The client-side creation form allows to create both the main entity and its sub-entities at once, so on the DB side may have to save both a new main entity and some new sub-entities in one transaction. For this reason, I would like to use a stored procedure DB-side, and the most immediate approach would seem to pass the main entity's fields as arguments, with the sub-entities as a collection argument of some sort (likely a json string, to account for the heterogeneity of the sub-entities' data).

Within my stored procedure, first I would save the main entity, then I would save the sub-entities, possibly making use of a newly-generated main entity ID (as I understand, the procedure itself as a transaction, and a failure after writing the main entity would roll back said insertion/update).

My problem lies within saving the sub-entities (from here on just "entities"). While I understand that, for existing entities, I need to run each update on its own, I would like to use the multi-row insert syntax for new entity. For this reason, I want to build a prepared statement where I can grow the list of inserted tuples as the length of the entity list may vary, as in INSERT INTO ... VALUES <tuple1>, <tuple2>, ..., and here comes the pain...

It would of course be simplest to just concatenate raw values from each entity in order to build the query string, this is inviting SQL injection.

On the other hand, while I may build the insert statement using the $ notation, I would have a problem when executing it, wiring the parameters, that is:

-- prepare insert statement stmt

EXECUTE stmt USING <???> -- variable number of parameters to wire, 
                         -- I don't know how to work around it.

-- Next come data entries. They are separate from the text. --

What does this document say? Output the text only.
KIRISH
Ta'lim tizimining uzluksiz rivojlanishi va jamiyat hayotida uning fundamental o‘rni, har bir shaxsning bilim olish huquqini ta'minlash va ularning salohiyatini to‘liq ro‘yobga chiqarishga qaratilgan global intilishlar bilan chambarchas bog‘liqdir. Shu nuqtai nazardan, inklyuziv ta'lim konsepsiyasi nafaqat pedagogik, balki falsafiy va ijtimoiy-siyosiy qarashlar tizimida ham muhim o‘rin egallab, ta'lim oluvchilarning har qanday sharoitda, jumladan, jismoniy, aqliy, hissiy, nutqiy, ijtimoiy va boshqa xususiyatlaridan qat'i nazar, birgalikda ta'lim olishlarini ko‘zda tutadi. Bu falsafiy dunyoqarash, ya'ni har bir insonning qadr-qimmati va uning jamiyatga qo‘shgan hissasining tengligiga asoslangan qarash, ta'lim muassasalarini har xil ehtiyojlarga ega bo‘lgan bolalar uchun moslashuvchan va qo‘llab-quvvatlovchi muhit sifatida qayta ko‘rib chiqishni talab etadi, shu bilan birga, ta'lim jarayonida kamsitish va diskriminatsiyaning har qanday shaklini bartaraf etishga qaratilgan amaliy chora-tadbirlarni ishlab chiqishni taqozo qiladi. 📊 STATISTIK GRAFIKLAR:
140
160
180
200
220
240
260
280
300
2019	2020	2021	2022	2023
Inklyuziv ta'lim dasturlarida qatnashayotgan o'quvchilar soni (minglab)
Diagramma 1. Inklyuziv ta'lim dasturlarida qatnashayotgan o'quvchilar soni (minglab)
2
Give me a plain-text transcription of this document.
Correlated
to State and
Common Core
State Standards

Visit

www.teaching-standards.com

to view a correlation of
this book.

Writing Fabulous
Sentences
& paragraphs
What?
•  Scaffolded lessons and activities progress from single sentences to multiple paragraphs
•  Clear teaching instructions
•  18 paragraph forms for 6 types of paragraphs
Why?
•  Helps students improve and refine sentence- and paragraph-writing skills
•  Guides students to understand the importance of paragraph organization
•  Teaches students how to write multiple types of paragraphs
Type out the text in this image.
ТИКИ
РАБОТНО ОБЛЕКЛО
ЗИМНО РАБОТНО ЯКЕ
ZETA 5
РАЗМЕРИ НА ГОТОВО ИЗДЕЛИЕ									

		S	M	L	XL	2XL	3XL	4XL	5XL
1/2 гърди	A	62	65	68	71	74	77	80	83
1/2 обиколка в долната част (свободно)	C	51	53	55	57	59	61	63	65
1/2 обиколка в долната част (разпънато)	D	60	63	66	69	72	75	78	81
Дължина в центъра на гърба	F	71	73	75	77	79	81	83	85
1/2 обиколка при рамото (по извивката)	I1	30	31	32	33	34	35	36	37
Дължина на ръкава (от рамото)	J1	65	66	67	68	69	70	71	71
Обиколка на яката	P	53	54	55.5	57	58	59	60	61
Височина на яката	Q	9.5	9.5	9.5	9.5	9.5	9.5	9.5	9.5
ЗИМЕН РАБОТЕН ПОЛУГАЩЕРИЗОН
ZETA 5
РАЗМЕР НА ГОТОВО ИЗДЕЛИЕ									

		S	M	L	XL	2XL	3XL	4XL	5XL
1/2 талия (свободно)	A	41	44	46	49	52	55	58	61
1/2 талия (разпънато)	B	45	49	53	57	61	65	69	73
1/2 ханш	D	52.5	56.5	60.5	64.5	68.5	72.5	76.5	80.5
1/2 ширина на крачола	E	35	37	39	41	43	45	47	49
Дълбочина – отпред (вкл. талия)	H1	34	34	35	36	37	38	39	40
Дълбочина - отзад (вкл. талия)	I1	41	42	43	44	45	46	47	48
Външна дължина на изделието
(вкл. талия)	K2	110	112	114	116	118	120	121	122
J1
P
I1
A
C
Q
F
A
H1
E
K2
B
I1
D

Is there a way to use a single multi-row insert, or should I just fall back to inserting values one-by-one? I assume that a multi-row insert doesn't actually just repeatedly perform single-row inserts, and that there would be some benefit in using it over the one-by-one approach. Of course, I would rather avoid twisted workarounds that would slow the operation down beyond the benefit given by the multi-row insert.


Solution

  • You could package the tuples in a json[] and deparse them in the INSERT statement, but I don't really see the point.

    I would just run single-row INSERT statements for each entity.

    I guess you are worried about performance, but maybe all that parsing and deparsing would outweigh the advantage of inserting everything in a single statement.

    Apart from that, I'd expect the code to cleaner and easier to maintain with simple INSERTs in a loop.